All nodes should be accessible by jumping through a bastion host with something like:

$ ssh -J ubuntu@<BASTION-IP> ubuntu@<NODE-IP>

where these IP addresses can be obtained after applying with terraform output.

The private/public keys used for accessing all the instances (as well as the bastion host) can be customizable with var.private_key, being the default value ~/.ssh/id_rsa/~/.ssh/id_rsa.pub.

Usage

Deployment configuration can be done with a variables file as well as with environment variables. The configuration file could be something like:

stack_name = "my-k8s"
ami_distro = "ubuntu"
authorized_keys = [
  "ssh-rsa AAAAB3NzaC1yc2E...",
]
aws_region = "eu-central-1"
aws_az = "eu-central-1a"
aws_access_key = "AKIAZKQ2..."
aws_secret_key = "ORdkX3vw..."

or you could provide these values in environmenta variables when launching terraform:

$ TF_VAR_stack_name="my-k8s" \
  TF_VAR_aws_access_key="AKIAZKQ2..." \
  TF_VAR_aws_secret_key="ORdkX3vw..." \
  terraform apply -auto-approve

You could be intersested in customizing some variables like:

  • stack_name: identifier to make all your resources unique and avoid clashes with other users of this Terraform project.
  • authorized_keys: a list of ssh public key to populate in the machines, used for accessing all the nodes.
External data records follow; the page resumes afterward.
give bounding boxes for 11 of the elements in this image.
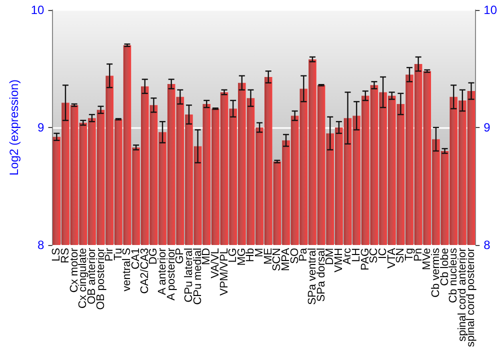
y2-tick-label: 9 [484,120,491,134]
y-tick-label: 9 [38,120,45,134]
y-tick-label: 8 [38,238,45,252]
y-axis-title: Log2 (expression) [7,79,21,176]
x-tick-label: A posterior [165,248,178,301]
y-tick-label: 10 [30,3,45,17]
x-tick-label: spinal cord posterior [465,248,478,348]
x-tick-label: RS [59,248,72,264]
x-tick-label: Tg [403,248,416,261]
y2-tick-label: 10 [484,3,498,17]
y2-tick-label: 8 [484,238,491,252]
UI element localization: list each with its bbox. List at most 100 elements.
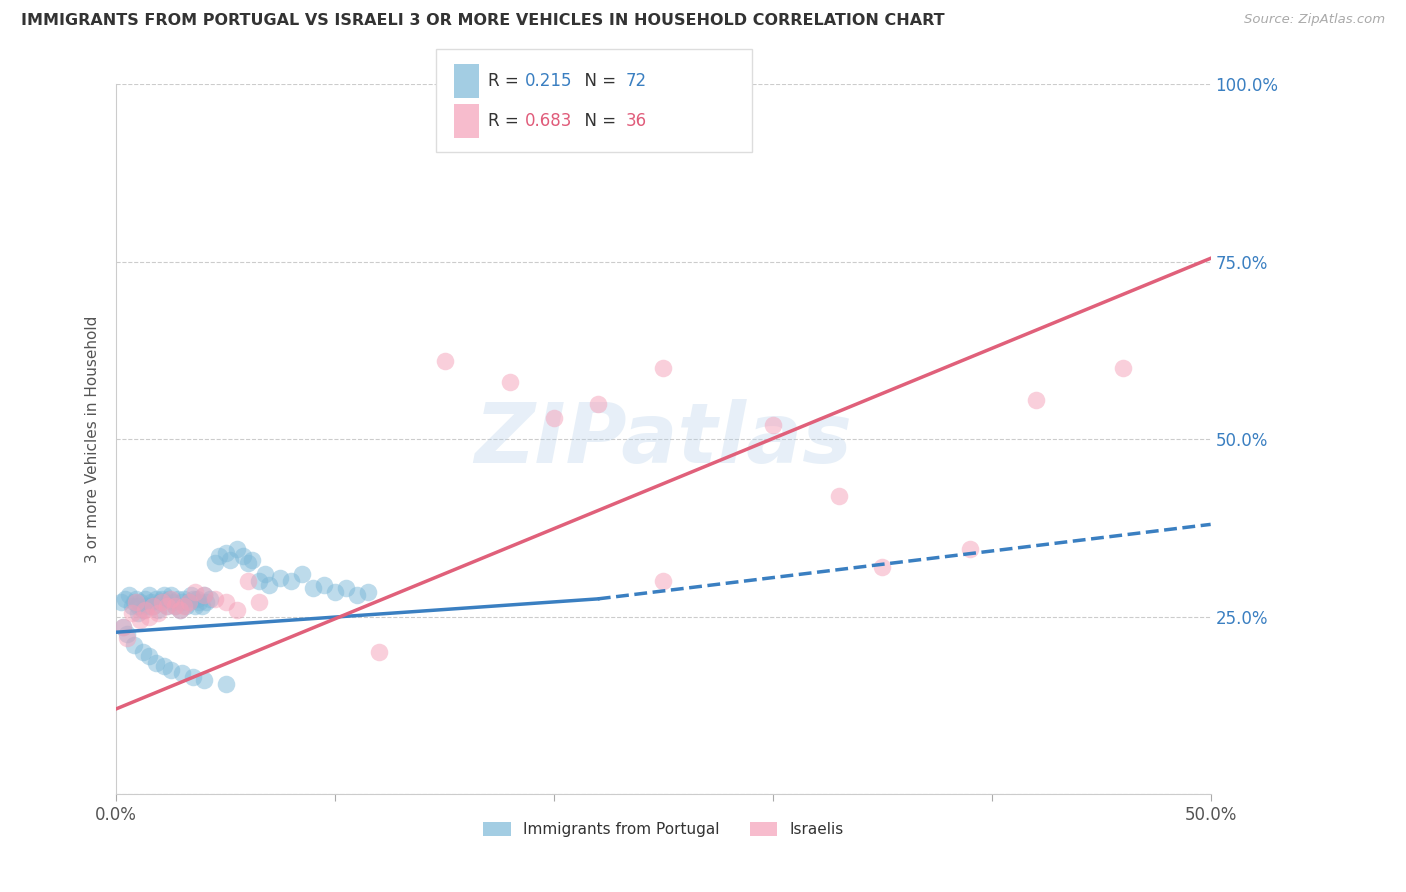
Point <box>200 591 222 606</box>
Point <box>586 397 609 411</box>
Point <box>114 591 136 606</box>
Point <box>314 577 336 591</box>
Text: 0.215: 0.215 <box>524 72 572 90</box>
Point <box>150 595 173 609</box>
Point <box>131 602 153 616</box>
Point <box>134 591 156 606</box>
Point <box>215 677 238 691</box>
Point <box>145 656 167 670</box>
Point <box>368 645 391 659</box>
Point <box>127 606 149 620</box>
Point <box>138 648 160 663</box>
Point <box>146 602 169 616</box>
Point <box>346 588 368 602</box>
Point <box>115 631 138 645</box>
Point <box>240 553 263 567</box>
Point <box>177 595 200 609</box>
Point <box>219 553 242 567</box>
Point <box>188 595 211 609</box>
Point <box>181 670 204 684</box>
Point <box>254 567 277 582</box>
Point <box>181 591 204 606</box>
Point <box>150 591 173 606</box>
Point <box>142 599 165 613</box>
Point <box>146 606 169 620</box>
Point <box>193 588 215 602</box>
Point <box>122 595 145 609</box>
Text: 0.683: 0.683 <box>524 112 572 130</box>
Point <box>138 588 160 602</box>
Point <box>118 588 141 602</box>
Point <box>225 602 247 616</box>
Text: ZIPatlas: ZIPatlas <box>475 399 852 480</box>
Point <box>129 595 152 609</box>
Point <box>157 591 180 606</box>
Point <box>111 620 134 634</box>
Point <box>110 595 132 609</box>
Point <box>323 584 346 599</box>
Point <box>169 602 191 616</box>
Point <box>153 588 176 602</box>
Point <box>652 361 675 376</box>
Point <box>125 595 148 609</box>
Point <box>215 595 238 609</box>
Point <box>652 574 675 589</box>
Point <box>135 599 157 613</box>
Point <box>156 599 179 613</box>
Point <box>280 574 302 589</box>
Legend: Immigrants from Portugal, Israelis: Immigrants from Portugal, Israelis <box>477 816 851 843</box>
Point <box>170 595 193 609</box>
Point <box>335 581 357 595</box>
Point <box>225 542 247 557</box>
Text: R =: R = <box>488 112 524 130</box>
Point <box>111 620 134 634</box>
Point <box>160 588 183 602</box>
Point <box>872 560 894 574</box>
Point <box>170 666 193 681</box>
Point <box>160 591 183 606</box>
Text: 36: 36 <box>626 112 647 130</box>
Point <box>131 645 153 659</box>
Point <box>145 591 167 606</box>
Point <box>762 417 785 432</box>
Point <box>165 599 187 613</box>
Point <box>165 599 187 613</box>
Point <box>166 591 188 606</box>
Point <box>357 584 380 599</box>
Point <box>184 584 207 599</box>
Point <box>176 599 198 613</box>
Point <box>127 599 149 613</box>
Point <box>138 609 160 624</box>
Point <box>232 549 254 564</box>
Point <box>302 581 325 595</box>
Point <box>827 489 849 503</box>
Point <box>156 599 179 613</box>
Point <box>433 354 456 368</box>
Text: 72: 72 <box>626 72 647 90</box>
Point <box>121 599 143 613</box>
Point <box>149 595 172 609</box>
Point <box>173 599 195 613</box>
Point <box>208 549 231 564</box>
Point <box>115 627 138 641</box>
Y-axis label: 3 or more Vehicles in Household: 3 or more Vehicles in Household <box>86 316 100 563</box>
Point <box>129 613 152 627</box>
Point <box>204 557 226 571</box>
Text: Source: ZipAtlas.com: Source: ZipAtlas.com <box>1244 13 1385 27</box>
Point <box>121 606 143 620</box>
Point <box>125 591 148 606</box>
Point <box>184 599 207 613</box>
Point <box>134 602 156 616</box>
Point <box>247 574 270 589</box>
Point <box>173 591 195 606</box>
Point <box>543 411 565 425</box>
Text: R =: R = <box>488 72 524 90</box>
Point <box>1025 393 1047 408</box>
Point <box>153 659 176 673</box>
Point <box>499 376 522 390</box>
Point <box>195 595 218 609</box>
Point <box>215 546 238 560</box>
Text: N =: N = <box>574 72 621 90</box>
Text: IMMIGRANTS FROM PORTUGAL VS ISRAELI 3 OR MORE VEHICLES IN HOUSEHOLD CORRELATION : IMMIGRANTS FROM PORTUGAL VS ISRAELI 3 OR… <box>21 13 945 29</box>
Point <box>186 591 208 606</box>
The private key must have been added to the ssh agent and the agenet must be running.
  • ami_distro: the Linux distro to use, currently ubuntu or fedora.
  • aws_region: name of the region to be used.
  • aws_az: the AWS Availability Zone
  • vpc_cidr, vpc_cidr_public, vpc_cidr_private: the subnet CIDRs for the VPC and the public and private subnets.
  • master_size and worker_size: the VM size for the masters and workers.

Topology

The cluster will be made by these machines:

  • a Load Balancer that redirects requests to the masters.
  • a bastion host, used for accessing the machines though ssh, with a public IP and port 22 open.
  • var.masters master nodes (by default, two), not accessible from the outside.
  • var.workers worker nodes (by default, two), not accessible from the outside.

Some notes on the Terraform code

There are some constraints imposed by Terraform/AWS that must be taken into account when using this code as a base for your own deployments.

Cluster creation order

Firstly, the cluster creation order in AWS is not natural for using our provisioner. The problem comes when kubeadm is started in the seeder as part of the provisioning. At some point it tries to access the API server through the Load Balancer. However, the Load Balancer creation depends on the very same instance being fully created and provisioned, so there is a deadlock in the creation process.

The only solution is to do the kubeadm provisioning after the instance and the Load Balancer have been created, using a null_resource where the provisioner "kubeadm" is embeded.

Nodenames

Nodes must be registered with the private DNS names provided by AWS. This can be accomplished by using the private_dns name as the nodename in the provisioner.